I believe that intermediation will continue to play an active role in the acquisition of hospitality products as the attention to matching detail with client needs is imperative.
The groups and meetings business provides about 25 per cent of total Asian room nights across the full spectrum of market sectors. Full service hotels at the higher end of the rate range – say, those over US$220 published rates – have about 35 per cent of their room nights generated by groups and meetings business. Small meetings, defined as requiring under 100 rooms on the peak night, make up almost 75 per cent of the meetings in the Asia Pacific region. However this represents about 28 per cent of the meetings revenue. The balance of revenue is split between meetings requiring between 100-499 rooms (33 per cent) and those over 500 rooms (39 per cent).
The complexity of the meetings ecosystem reveals that there are many intermediaries involved at various points in the value chain which adds to the process’s fragmentation and ultimately to its costs. The cost of customer acquisition has risen dramatically over the last five years as the proportion of intermediated events has increased and is expected to double by 2022.
Automation of the events sourcing, booking and execution process has been underway for over five years and is accelerating. Cindy Estis Green, ceo of Kalibri Labs who conducted a study of the market, said: “With this renewed attention, the next three years appear to be an inflection point in the way the groups and meetings process will evolve. Operators with hotels of all sizes should pay heed to these business patterns as they are likely to affect all events such as corporate board meetings, product launches, incentive trips and large scale trade shows.”
The cost of intermediation is rising for the hotel industry’s groups business. Based on 2017 group rooms revenue of US$30 billion industry-wide, the cost of intermediary commissions alone was estimated at US$1.3 billion. This is based on 43 per cent of group rooms’ revenue being intermediated at a commission rate of 10 per cent. This does not include all other aspects of the ecosystem that may involve online advertising, group block reservation processing and other technology related costs increasing the total to closer to US$3.6 billion. The total costs can reach upwards of 35 per cent for a single booking in a hotel today.

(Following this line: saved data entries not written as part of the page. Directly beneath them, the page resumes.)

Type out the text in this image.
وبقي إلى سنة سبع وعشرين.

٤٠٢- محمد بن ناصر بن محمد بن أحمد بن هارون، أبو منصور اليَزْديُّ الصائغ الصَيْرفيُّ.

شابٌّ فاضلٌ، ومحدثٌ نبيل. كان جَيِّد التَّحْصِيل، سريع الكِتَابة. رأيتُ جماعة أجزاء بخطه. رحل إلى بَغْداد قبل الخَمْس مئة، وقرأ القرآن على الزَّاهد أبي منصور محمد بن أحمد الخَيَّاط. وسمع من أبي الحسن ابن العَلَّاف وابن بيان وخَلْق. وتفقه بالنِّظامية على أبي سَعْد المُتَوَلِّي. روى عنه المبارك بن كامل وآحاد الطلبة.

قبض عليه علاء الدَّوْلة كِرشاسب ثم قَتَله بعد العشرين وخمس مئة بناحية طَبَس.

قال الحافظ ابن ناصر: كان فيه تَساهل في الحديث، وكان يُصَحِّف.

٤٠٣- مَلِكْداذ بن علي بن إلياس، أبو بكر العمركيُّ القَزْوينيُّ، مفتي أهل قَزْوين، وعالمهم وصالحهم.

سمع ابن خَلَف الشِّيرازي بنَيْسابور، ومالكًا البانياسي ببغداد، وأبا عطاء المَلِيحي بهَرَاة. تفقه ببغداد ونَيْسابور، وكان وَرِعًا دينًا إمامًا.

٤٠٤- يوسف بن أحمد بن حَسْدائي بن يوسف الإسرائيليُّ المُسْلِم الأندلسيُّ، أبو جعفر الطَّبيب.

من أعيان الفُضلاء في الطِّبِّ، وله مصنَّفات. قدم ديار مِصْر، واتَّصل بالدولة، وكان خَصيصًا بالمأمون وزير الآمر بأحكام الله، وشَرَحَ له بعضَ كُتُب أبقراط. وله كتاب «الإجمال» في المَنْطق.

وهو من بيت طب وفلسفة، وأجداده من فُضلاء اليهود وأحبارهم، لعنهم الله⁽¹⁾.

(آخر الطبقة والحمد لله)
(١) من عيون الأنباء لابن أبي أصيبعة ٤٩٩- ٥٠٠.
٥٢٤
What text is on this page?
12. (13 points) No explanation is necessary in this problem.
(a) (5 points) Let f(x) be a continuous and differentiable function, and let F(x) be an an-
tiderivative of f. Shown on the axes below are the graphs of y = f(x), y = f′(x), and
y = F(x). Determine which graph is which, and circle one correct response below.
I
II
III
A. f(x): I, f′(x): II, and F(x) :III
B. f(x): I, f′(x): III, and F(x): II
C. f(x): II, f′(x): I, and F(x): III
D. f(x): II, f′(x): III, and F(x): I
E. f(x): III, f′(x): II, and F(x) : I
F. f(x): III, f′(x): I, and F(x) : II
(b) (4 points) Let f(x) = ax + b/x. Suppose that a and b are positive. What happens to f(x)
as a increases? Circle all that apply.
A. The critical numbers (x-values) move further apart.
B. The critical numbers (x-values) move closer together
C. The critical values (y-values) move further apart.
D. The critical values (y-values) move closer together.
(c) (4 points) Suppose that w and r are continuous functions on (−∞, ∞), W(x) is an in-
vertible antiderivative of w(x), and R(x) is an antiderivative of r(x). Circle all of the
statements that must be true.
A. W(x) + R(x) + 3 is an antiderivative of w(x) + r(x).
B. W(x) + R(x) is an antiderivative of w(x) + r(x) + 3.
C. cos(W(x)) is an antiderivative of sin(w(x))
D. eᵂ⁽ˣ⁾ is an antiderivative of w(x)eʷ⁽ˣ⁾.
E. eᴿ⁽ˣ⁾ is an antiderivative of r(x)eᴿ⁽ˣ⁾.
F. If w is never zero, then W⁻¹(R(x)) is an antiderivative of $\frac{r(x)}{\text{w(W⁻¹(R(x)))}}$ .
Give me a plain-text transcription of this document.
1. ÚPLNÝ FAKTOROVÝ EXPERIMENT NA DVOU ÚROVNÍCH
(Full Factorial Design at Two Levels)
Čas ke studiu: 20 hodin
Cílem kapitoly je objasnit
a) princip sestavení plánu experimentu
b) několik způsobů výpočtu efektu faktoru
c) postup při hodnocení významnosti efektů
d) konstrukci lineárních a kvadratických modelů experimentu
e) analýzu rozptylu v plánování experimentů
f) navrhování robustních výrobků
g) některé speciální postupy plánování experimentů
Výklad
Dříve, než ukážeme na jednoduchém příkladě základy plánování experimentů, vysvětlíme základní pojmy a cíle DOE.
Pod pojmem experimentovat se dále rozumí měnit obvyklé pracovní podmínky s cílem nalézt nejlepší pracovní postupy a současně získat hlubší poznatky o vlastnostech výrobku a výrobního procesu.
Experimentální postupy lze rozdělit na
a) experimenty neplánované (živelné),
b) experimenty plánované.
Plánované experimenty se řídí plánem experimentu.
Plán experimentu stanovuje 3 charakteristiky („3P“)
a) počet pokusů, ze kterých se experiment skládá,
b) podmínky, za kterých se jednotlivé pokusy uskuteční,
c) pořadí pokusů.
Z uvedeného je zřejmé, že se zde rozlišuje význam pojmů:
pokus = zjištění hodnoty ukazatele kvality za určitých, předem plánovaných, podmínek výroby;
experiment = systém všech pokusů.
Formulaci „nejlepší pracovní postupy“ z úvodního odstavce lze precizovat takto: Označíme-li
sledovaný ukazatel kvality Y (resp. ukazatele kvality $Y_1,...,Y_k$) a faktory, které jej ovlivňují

The events and meetings segment has historically been one that has operated in a considerably manual fashion with significant friction, but with heavy investment in developing web-based consumer booking tools that smooth elements of the process. As group booking intermediation evolves further into a combination of third-party planners and third-party technology, the rate of intermediation will grow. More data, details and insights on this market should be reviewed to understand the new dynamics, its impact, and escalation in costs.